Change is hard.
Is there anyone that disagrees with this? I suspect most of us have had one of those Dr. Phil moments at one time or another. You know where he says, “So how is that working for you?”
Truth is we know in our heart that what we are doing isn’t working out so well. We know we ought to change. But, somehow it is easier to just stay where we are.
- We know we should lose some weight, but that donut at the break table looks good and I can start tomorrow.
- Tomorrow morning I’ll get up and exercise. Really I am going to start. Then the alarm goes off and I roll over and go back to sleep.
- Maybe I hate my job or I’m struggling to get by because it doesn’t pay much, but week after week goes by and I haven’t really done anything to change.

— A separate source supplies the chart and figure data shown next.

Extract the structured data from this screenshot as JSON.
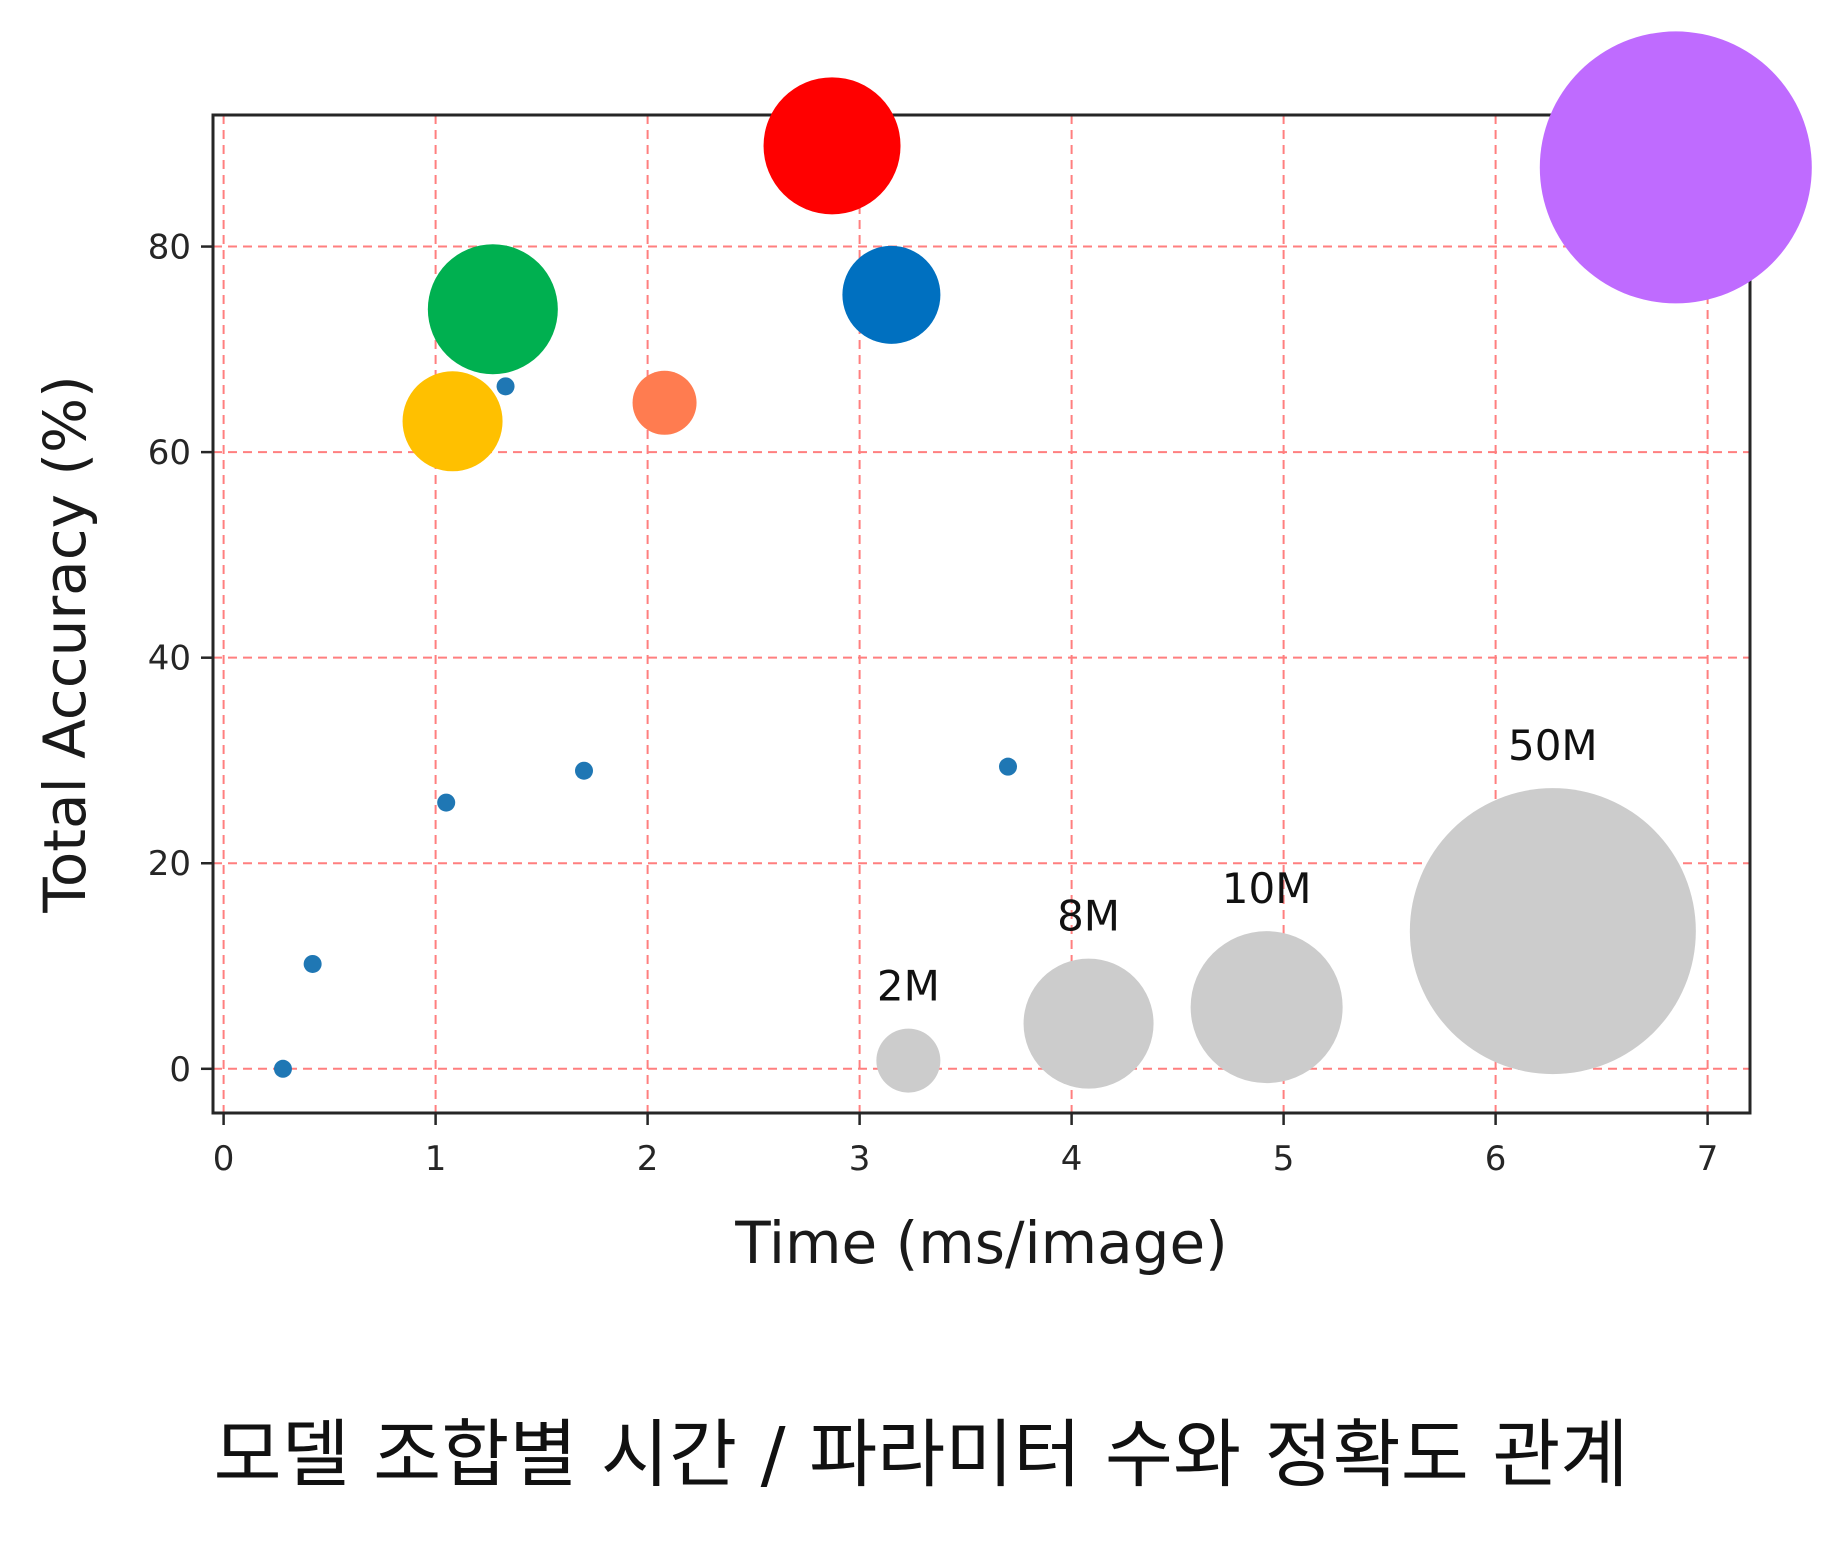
{
  "caption": "모델 조합별 시간 / 파라미터 수와 정확도 관계",
  "chart_data": {
    "type": "scatter",
    "xlabel": "Time (ms/image)",
    "ylabel": "Total Accuracy (%)",
    "xlim": [
      -0.05,
      7.2
    ],
    "ylim": [
      -4.3,
      92.8
    ],
    "xticks": [
      "0",
      "1",
      "2",
      "3",
      "4",
      "5",
      "6",
      "7"
    ],
    "yticks": [
      "0",
      "20",
      "40",
      "60",
      "80"
    ],
    "grid": true,
    "grid_color": "#ff7f7f",
    "small_points": {
      "color": "#1f77b4",
      "points": [
        {
          "x": 0.28,
          "y": 0
        },
        {
          "x": 0.42,
          "y": 10.2
        },
        {
          "x": 1.05,
          "y": 25.9
        },
        {
          "x": 1.7,
          "y": 29.0
        },
        {
          "x": 3.7,
          "y": 29.4
        },
        {
          "x": 1.33,
          "y": 66.4
        }
      ]
    },
    "bubbles": [
      {
        "x": 1.08,
        "y": 63.0,
        "size": 100,
        "color": "#ffc000"
      },
      {
        "x": 1.27,
        "y": 73.9,
        "size": 130,
        "color": "#00b050"
      },
      {
        "x": 2.08,
        "y": 64.8,
        "size": 64,
        "color": "#ff7c50"
      },
      {
        "x": 2.87,
        "y": 89.8,
        "size": 137,
        "color": "#ff0000"
      },
      {
        "x": 3.15,
        "y": 75.3,
        "size": 98,
        "color": "#0070c0"
      },
      {
        "x": 6.85,
        "y": 87.7,
        "size": 272,
        "color": "#bf6bff"
      }
    ],
    "size_legend": {
      "color": "#cccccc",
      "items": [
        {
          "label": "2M",
          "x": 3.23,
          "y": 0.8,
          "size": 64
        },
        {
          "label": "8M",
          "x": 4.08,
          "y": 4.4,
          "size": 130
        },
        {
          "label": "10M",
          "x": 4.92,
          "y": 6.0,
          "size": 152
        },
        {
          "label": "50M",
          "x": 6.27,
          "y": 13.4,
          "size": 286
        }
      ]
    }
  }
}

- Maybe I’m drowning in debt and have no savings. I tried to do a budget but soon I slipped back into my old ways.
How do I manage to change and stick with it?
The act of changing is hard, but it is so much easier when we start with the end result. Sacrifice without a purpose seems like a punishment.
For married couples I think it is critical that you have shared goals. You will find it very difficult to achieve your desires if one spouse is going one direction and the other is heading a different direction.
Amos tells us:
Do two walk together unless they have agreed to do so? (Amos 3:3 NIV)
It is very hard to get to your destination if you aren’t in agreement about where you are going. But when you are walking together everything is easier.
Choosing a common destination
Spending some time discussing your goals as a couple is key to making sure you both have the same destination in mind.
What is your view of debt? No big deal as long as you can make the payments? Something to be avoided as much as possible and paid off as quickly as possible if necessary.
What kind of home do you want? What neighborhood? How big? How do you feel about renting?
Do you need to pursue more education? Dream of a better job that requires some different education?
Hope to retire early? Love your job and plan to work until you drop? What kind of retirement do you want? Snow bird? Hope to travel? How much money will you need to have available on retirement to live your dreams?
Children and college
Do you hope to fund your children’s college education? Or do you expect them to work and pay their own way? Or somewhere in between? Looking at an in state school or thinking Ivy League?
What are your goals for giving? Tithing? Tithing plus? Do you have a special cause you want to be able to give to?
These are just some sample categories to get you thinking.
As I said change is hard. But if you have a goal in mind that you are working toward then change becomes a little easier because the pain of change has a purpose. It is hard to say to myself when I want something, but if I know that saying no means my greater goal of paying off my house or funding my kids college is one step closer than that no is much easier to say since it has a purpose.
Better still if my spouse and I have shared goals and can encourage each other along the way, that change becomes even easier still.
What if I’m single
If you are single, goals can be just as important – maybe even more so. When you are a single you have one big advantage. You don’t have to worry about how to come to an agreement if your goals don’t match those of your spouse. On the flip side you also don’t have someone to help hold you accountable and on track. If you find yourself easily distracted from your goals it can be very helpful to find a friend or family member that can act as an accountability partner to keep you on track. This needs to be a person that loves you enough to bust you and maybe even hurt your feelings a little when you wander away from your goals.
Communication is the key
Obviously, you can’t have shared goals without taking the time to talk about them. Our culture can be so busy sometimes that it is very hard to find uninterrupted time for these types of discussions. I challenge you if you haven’t done this recently make the time. No TV. No phones. No kids. Use the list above as a starting point or make your own list. Talk about your dreams and then set goals on how you can reach them.
Changing is never easy. But if you have a purpose and you are working together to achieve a shared dream, then the sacrifices you need to make to change won’t seem nearly as difficult.